McLachlan joined the Cleveland force when she went to the police station in Guisborough on a family matter and wandered into a storeroom. Prosecutor Noelle Brockbank told the town's magistrates: "She found it contained uniforms on coathangers, and she stole a high-visibility coat, belt, handcuffs, baton and the officer's notebook.

"She decided she would put it to the test and she stopped a passing car and issued a fixed penalty ticket, and a short time later she stopped a taxi and got home to Redcar.

"Eventually complaints were made by members of the public. She did the same thing the next day.

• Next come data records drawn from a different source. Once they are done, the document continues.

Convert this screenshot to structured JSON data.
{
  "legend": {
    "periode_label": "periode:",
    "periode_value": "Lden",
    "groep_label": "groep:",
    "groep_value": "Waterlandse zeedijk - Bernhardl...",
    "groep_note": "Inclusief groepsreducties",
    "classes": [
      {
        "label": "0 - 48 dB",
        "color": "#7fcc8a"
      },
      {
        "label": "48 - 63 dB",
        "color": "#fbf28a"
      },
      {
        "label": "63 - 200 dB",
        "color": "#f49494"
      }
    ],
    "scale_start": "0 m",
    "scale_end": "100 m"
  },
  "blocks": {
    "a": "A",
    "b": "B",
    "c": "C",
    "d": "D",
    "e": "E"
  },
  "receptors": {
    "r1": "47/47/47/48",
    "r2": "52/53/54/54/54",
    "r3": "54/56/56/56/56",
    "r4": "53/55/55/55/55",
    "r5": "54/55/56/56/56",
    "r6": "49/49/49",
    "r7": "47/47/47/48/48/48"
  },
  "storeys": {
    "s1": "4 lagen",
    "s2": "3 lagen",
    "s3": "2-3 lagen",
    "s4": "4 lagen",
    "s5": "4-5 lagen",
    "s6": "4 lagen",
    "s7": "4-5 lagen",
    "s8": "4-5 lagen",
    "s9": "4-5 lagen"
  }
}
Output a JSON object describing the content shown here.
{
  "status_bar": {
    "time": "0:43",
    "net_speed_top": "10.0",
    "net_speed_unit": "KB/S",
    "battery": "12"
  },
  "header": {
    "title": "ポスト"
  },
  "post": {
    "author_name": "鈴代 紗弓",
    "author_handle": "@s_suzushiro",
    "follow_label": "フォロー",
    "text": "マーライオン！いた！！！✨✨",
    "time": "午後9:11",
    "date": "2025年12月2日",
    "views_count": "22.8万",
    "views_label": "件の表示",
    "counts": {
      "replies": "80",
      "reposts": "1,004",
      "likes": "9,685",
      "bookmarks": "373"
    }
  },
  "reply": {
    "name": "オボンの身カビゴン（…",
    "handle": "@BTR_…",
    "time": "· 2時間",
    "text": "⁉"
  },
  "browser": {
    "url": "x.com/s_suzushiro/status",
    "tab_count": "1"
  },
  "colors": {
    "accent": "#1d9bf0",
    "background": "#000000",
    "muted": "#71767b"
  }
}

The offences came to light when she was admitted to Hartlepool General Hospital where she confessed to this matter."

McLachlan, of Westbourne Grove, Redcar, was not charged with impersonating a police officer, but pleaded guilty to burglary on June 15.

Her solicitor John Nixon said: "She hoped that the uniform would get her a lift home but most drivers were dissuaded from stopping for a police officer.

"She says that if everybody had paid up on their tickets the system would be £250 better off."

District judge James Walker said: "We are talking about having community police wardens who will do virtually the same thing." McLachlan was given bail while reports are prepared before she is sentenced.